L'artisanat du balai de paille à Caderousse
Pourquoi ?
Si les balais existent depuis l’antiquité sous différentes formes, la fabrication du balai de paille à Caderousse tient à plusieurs raisons. Certaines industries ont périclité comme la culture de la garance ou celle du ver à soie et la culture dans la basse vallée du Rhône s’est trouvée confrontée à l’aléa des inondations. Deux grandes inondations marquent le pays, celle d’automne et celle de la fonte des neiges au printemps avec des hauteurs d’eau importantes pendant plusieurs semaines. Que faire ? Il se trouve qu’une culture peut se semer en Avril/Mai et se récolter avant l’automne. Il s’agit de la culture du sorgho ou du millet, utilisée pour les graines et pour la paille à balais.
La culture du sorgho
Deux espèces ont été utilisées, le genre Sorghum (ou sorgho) et le genre Panicum (ou millet).Le sorgho sert à l’alimentation animale, quant au millet il peut être consommé par l’homme. Les deux fournissent de belles pailles.
Les semis se font au printemps à la main ou avec plus tard des semoirs mécaniques .Un éclaircissage était nécessaire ( l’opération se disait « passar lo meilh »)
Pour l’anecdote un gâteau caderoussien le Millas ou Mias sera élaboré à partir de farine de millet, d’œufs, de sucre, de citron ou de confiture.
La préparation de la paille
Récoltées à l’automne les tiges vont subir différentes opérations. Un premier séchage a lieu sous formes de gerbes (ou garbeirouns ) dans les champs puis le séchage continue dans les greniers.
Le traitement des pailles comporte plusieurs étapes : l’égrenage, l’effeuillage, le soufrage, le triage.
L’égrenage sépare les graines des tiges et des pailles après la récolte. L’égrenoir est constitué par une force cylindrique nommée « pigne » munie de deux branches plates recourbées à leur extrémité, rapprochées et légèrement superposées, pouvant s’écarter pendant la traction latérale des tiges offrant une résistance suffisante pour que les graines tombent des panicules. Il est fixé par une vis et un écrou à une poutre qui permet de travailler debout et de garder toute son énergie pour tirer les pailles. Une énorme poussière résulte de cette opération.

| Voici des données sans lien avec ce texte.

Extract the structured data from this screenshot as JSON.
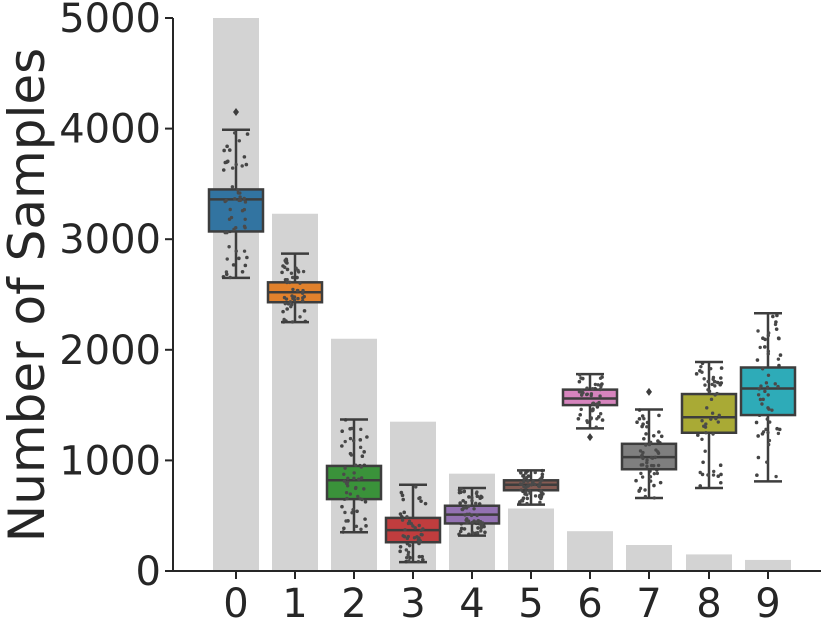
{
  "chart_data": {
    "type": "bar",
    "overlay": "box-and-swarm",
    "ylabel": "Number of Samples",
    "xlabel": "",
    "ylim": [
      0,
      5000
    ],
    "yticks": [
      0,
      1000,
      2000,
      3000,
      4000,
      5000
    ],
    "categories": [
      "0",
      "1",
      "2",
      "3",
      "4",
      "5",
      "6",
      "7",
      "8",
      "9"
    ],
    "bar_values": [
      5000,
      3230,
      2100,
      1350,
      880,
      565,
      360,
      235,
      150,
      100
    ],
    "bar_color": "#d3d3d3",
    "boxes": [
      {
        "category": "0",
        "whisker_low": 2650,
        "q1": 3070,
        "median": 3360,
        "q3": 3450,
        "whisker_high": 3990,
        "outliers": [
          4150
        ],
        "color": "#3274a1"
      },
      {
        "category": "1",
        "whisker_low": 2250,
        "q1": 2430,
        "median": 2520,
        "q3": 2610,
        "whisker_high": 2870,
        "outliers": [],
        "color": "#e1812c"
      },
      {
        "category": "2",
        "whisker_low": 350,
        "q1": 650,
        "median": 820,
        "q3": 950,
        "whisker_high": 1370,
        "outliers": [],
        "color": "#3a923a"
      },
      {
        "category": "3",
        "whisker_low": 80,
        "q1": 260,
        "median": 370,
        "q3": 480,
        "whisker_high": 780,
        "outliers": [],
        "color": "#c03d3e"
      },
      {
        "category": "4",
        "whisker_low": 320,
        "q1": 430,
        "median": 510,
        "q3": 590,
        "whisker_high": 750,
        "outliers": [],
        "color": "#9372b2"
      },
      {
        "category": "5",
        "whisker_low": 600,
        "q1": 730,
        "median": 780,
        "q3": 820,
        "whisker_high": 910,
        "outliers": [],
        "color": "#845b53"
      },
      {
        "category": "6",
        "whisker_low": 1290,
        "q1": 1500,
        "median": 1560,
        "q3": 1640,
        "whisker_high": 1780,
        "outliers": [
          1210
        ],
        "color": "#d684bd"
      },
      {
        "category": "7",
        "whisker_low": 660,
        "q1": 920,
        "median": 1030,
        "q3": 1150,
        "whisker_high": 1460,
        "outliers": [
          1620
        ],
        "color": "#7f7f7f"
      },
      {
        "category": "8",
        "whisker_low": 750,
        "q1": 1250,
        "median": 1390,
        "q3": 1600,
        "whisker_high": 1890,
        "outliers": [],
        "color": "#a9aa35"
      },
      {
        "category": "9",
        "whisker_low": 810,
        "q1": 1410,
        "median": 1650,
        "q3": 1840,
        "whisker_high": 2330,
        "outliers": [],
        "color": "#2eabb8"
      }
    ],
    "grid": false,
    "legend": "none"
  }
}
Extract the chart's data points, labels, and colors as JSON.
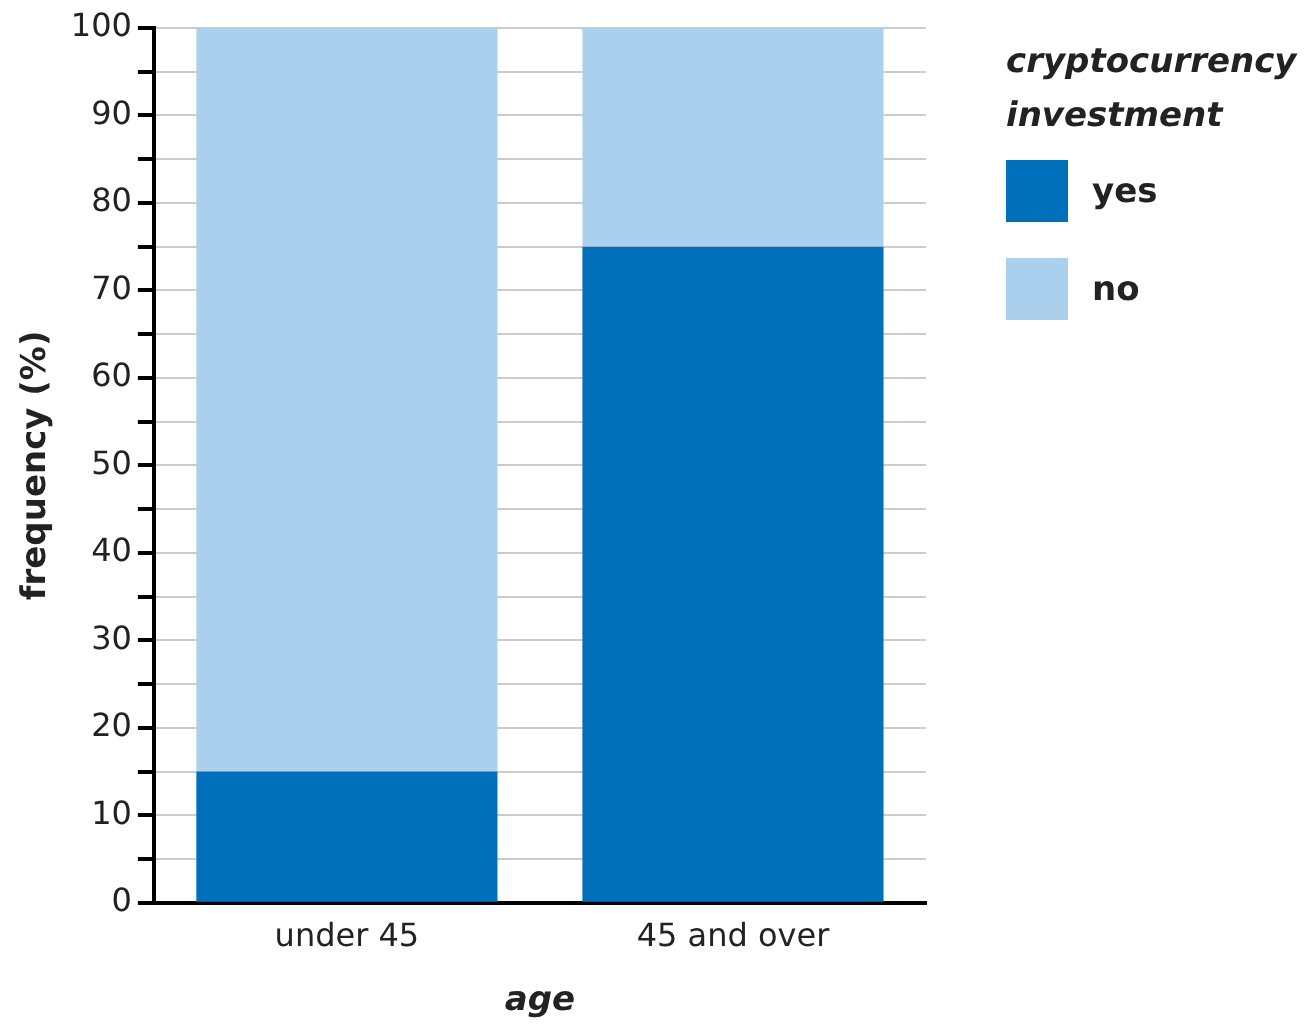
{
  "chart_data": {
    "type": "bar",
    "stacked": true,
    "xlabel": "age",
    "ylabel": "frequency (%)",
    "legend_title": "cryptocurrency investment",
    "legend": "top right",
    "grid": "y",
    "categories": [
      "under 45",
      "45 and over"
    ],
    "series": [
      {
        "name": "yes",
        "color": "#0070bb",
        "values": [
          15,
          75
        ]
      },
      {
        "name": "no",
        "color": "#abd0ee",
        "values": [
          85,
          25
        ]
      }
    ],
    "ylim": [
      0,
      100
    ],
    "yticks": [
      0,
      {
        "value": 5,
        "label": null
      },
      10,
      {
        "value": 15,
        "label": null
      },
      20,
      {
        "value": 25,
        "label": null
      },
      30,
      {
        "value": 35,
        "label": null
      },
      40,
      {
        "value": 45,
        "label": null
      },
      50,
      {
        "value": 55,
        "label": null
      },
      60,
      {
        "value": 65,
        "label": null
      },
      70,
      {
        "value": 75,
        "label": null
      },
      80,
      {
        "value": 85,
        "label": null
      },
      90,
      {
        "value": 95,
        "label": null
      },
      100
    ]
  }
}
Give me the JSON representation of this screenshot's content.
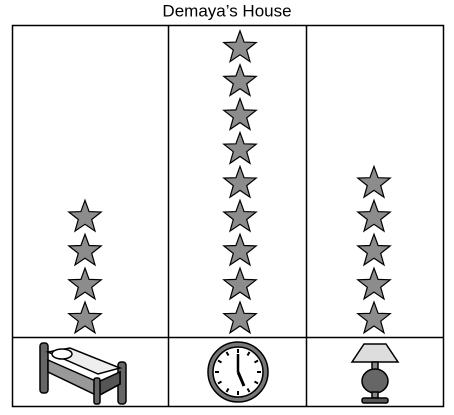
{
  "chart_data": {
    "type": "pictograph",
    "title": "Demaya’s House",
    "categories": [
      null,
      null,
      null
    ],
    "values": [
      4,
      9,
      5
    ],
    "color": "#8c8c8c"
  }
}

Plus tard des machines (egreneuses ou racleuses) possédant un tambour avec des crochets vont faire l’opération. Cette opération générait beaucoup de poussière.
L’effeuillage ou pelage se faisait principalement à la main pendant l’hiver
Les pailles prêtes sont ensuite mises en fagots et comprimées avec des presses à cliquets avant d’être entreposées.
Le soufrage de la paille est nécessaire pour trois raisons essentielles : pour éviter les moisissures et le noircissement, pour assouplir les tiges et pour accentuer la belle couleur jaune qui constitue un attrait supplémentaire pour la vente.
Le soufrage s’effectue dans un local particulier mitoyen ou séparé dans la propriété de la fabrique, à cause des risques d’incendie. Ce local, petite pièce d’environ 4m2, est appelé le soufroir ou la soufrière. On y entasse des gerbes de paille et des culots de sorgho.
Dans un récipient quelconque – vieux chaudron ou vieille marmite – on brûle des boudins de soufre dont les vapeurs (anhydride sulfureux) se répandent dans l’air du local dont la porte reste fermée hermétiquement pendant 2 ou 3 jours. Le séjour peut se prolonger sur deux semaines selon les besoins.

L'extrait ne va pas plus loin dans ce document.